UK: Notification of new incident. Authentication failures affecting logins.
Incident Report for uniFLOW Online
Postmortem

User Impact 

Users would have experienced login failures to their Devices and SmartClients. 

Scope of Impact 

UK Deployment

Incident Start Date and Time 

21 November 2023 09:20 UTC 

Incident End Date and Time 

21 November 2023 11:30 UTC 

Root Cause 

On investigation this incident was caused by a failure on the Microsoft Azure platform. During a scale out of services Azure will lock the resource, in this case the process caused an internal exception blocking the scale out from performing successfully. In this condition the service’s remaining resources were consumed which caused requests to not be handled in a timely manner and ultimately failing. The operations team worked to perform a manual scale out that was also blocked by the failed lock process which was eventually released at 10:45. 

The impacted Azure service is responsible for the uniFLOW Online authentication relating to devices and SmartClients which degraded our ability to accept and process authentication requests. 

This was identified by internal telemetry identifying the failed components and the field reports raised. 

Resolution: 

At 10:45 UTC the service accepted scaling requests and the NT-ware Operations team manually scaled the service to the required instances which started the recovery process with authentication requests being handled successfully. This was monitored further and confirmed to be fully restored at 11:30 UTC. 

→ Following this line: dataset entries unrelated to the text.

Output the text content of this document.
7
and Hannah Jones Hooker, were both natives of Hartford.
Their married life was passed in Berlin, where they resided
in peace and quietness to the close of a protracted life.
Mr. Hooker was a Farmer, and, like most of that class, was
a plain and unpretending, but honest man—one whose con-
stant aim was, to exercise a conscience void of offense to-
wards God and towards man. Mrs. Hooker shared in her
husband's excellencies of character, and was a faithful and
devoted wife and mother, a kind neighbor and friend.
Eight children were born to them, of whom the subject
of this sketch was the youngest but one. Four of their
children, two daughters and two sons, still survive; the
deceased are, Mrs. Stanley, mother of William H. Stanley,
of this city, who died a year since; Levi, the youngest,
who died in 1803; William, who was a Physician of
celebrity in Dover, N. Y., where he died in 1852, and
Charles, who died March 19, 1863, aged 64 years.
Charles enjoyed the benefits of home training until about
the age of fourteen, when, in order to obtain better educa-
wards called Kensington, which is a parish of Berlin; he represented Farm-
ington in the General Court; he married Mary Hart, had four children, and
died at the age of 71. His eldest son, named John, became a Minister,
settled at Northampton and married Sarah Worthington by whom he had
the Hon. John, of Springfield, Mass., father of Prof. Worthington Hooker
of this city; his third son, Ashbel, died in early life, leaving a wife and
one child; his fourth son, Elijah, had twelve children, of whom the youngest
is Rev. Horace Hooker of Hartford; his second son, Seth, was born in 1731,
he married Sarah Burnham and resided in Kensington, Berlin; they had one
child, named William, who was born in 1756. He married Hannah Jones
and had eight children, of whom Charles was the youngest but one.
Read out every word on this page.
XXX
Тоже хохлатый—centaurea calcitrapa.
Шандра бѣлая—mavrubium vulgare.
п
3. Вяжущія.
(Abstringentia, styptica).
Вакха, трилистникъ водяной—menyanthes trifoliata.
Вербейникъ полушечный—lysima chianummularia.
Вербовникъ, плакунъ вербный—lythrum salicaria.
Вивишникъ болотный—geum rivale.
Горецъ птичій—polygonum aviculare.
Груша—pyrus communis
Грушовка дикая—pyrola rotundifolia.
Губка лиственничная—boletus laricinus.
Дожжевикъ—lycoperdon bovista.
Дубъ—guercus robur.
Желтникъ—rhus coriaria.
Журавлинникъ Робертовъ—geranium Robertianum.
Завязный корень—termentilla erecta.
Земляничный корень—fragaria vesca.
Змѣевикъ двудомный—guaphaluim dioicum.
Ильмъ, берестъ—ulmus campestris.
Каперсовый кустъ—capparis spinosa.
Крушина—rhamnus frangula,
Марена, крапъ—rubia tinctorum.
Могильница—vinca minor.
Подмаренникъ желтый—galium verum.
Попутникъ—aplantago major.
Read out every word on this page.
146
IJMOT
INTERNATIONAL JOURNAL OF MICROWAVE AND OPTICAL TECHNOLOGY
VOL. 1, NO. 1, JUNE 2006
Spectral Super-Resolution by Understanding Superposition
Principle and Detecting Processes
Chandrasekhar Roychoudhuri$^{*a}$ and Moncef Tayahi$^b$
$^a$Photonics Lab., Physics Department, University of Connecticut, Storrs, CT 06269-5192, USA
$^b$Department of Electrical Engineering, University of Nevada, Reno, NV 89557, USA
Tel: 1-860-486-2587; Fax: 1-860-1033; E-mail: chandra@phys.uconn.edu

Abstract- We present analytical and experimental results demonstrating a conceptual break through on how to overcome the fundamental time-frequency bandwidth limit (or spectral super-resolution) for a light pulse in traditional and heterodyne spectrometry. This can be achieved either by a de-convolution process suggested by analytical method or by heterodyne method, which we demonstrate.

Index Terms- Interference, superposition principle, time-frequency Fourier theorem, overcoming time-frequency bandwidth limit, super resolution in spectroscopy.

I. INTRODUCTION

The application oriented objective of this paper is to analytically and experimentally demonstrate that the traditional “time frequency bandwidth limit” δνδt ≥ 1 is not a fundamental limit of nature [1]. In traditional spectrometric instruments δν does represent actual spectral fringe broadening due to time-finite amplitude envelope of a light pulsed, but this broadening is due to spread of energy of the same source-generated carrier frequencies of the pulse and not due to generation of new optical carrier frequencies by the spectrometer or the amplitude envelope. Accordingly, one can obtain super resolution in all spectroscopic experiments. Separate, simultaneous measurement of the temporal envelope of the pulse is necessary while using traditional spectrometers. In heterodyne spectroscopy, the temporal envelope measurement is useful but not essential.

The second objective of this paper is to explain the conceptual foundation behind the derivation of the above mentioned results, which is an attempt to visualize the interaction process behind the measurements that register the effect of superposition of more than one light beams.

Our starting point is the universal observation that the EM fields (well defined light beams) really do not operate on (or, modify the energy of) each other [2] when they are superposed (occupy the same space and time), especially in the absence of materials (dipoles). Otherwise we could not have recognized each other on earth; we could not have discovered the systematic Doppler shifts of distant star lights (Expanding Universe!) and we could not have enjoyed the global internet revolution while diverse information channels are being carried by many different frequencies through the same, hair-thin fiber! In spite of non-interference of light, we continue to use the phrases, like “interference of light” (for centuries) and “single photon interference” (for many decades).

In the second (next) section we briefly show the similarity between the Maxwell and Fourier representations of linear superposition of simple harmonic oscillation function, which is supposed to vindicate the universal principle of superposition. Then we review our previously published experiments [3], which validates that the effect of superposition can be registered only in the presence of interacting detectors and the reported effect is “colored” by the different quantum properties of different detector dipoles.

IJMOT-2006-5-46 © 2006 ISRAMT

The NT-ware Operations team redeployed the service to separate resources overnight to move away from the Microsoft Azure resources that were impacted by the failure. 

Next Steps 

We apologize for the impact to affected customers. We are continuously taking steps to improve the uniFLOW Online Platform and our processes to help ensure such incidents do not occur in the future. In this case, this includes (but is not limited to): 

  • We are reviewing the service failure with Microsoft engineers. 
  • NT-ware Operations are further reviewing our service architecture usage.
  • The incident was internally reviewed by Operations and Management.
Posted Nov 23, 2023 - 10:24 UTC

Resolved
Hello Everyone,

Update: Incident Resolved.

Date/Time:
21 November 2023
11:30 UTC

We will review the findings and collected information from this incident to further improve our online services. There will be a postmortem published for Major (max 20 business days) incidents once a thorough investigation has been completed.

We are sorry for the inconvenience this has caused.

Kind Regards
Online Operations Team
Posted Nov 21, 2023 - 11:43 UTC
Monitoring
Update:
The issue has been resolved and authentication services are now busy recovering.
We are monitoring the recovery process and will provide an update once the services are fully recovered.

Next Update:
The next update will be in 1 hour or once services have fully recovered.
Posted Nov 21, 2023 - 11:14 UTC
Identified
Incident details:

Start Time:
21 November 2023
09:20 UTC

Incident Scope: 
UK Deployment

Description:
Customers may have issues with logging into their tenants and printers.

Next Update:
The next update will be in 1 hour.
Posted Nov 21, 2023 - 10:45 UTC
This incident affected: UK Deployment (Identification).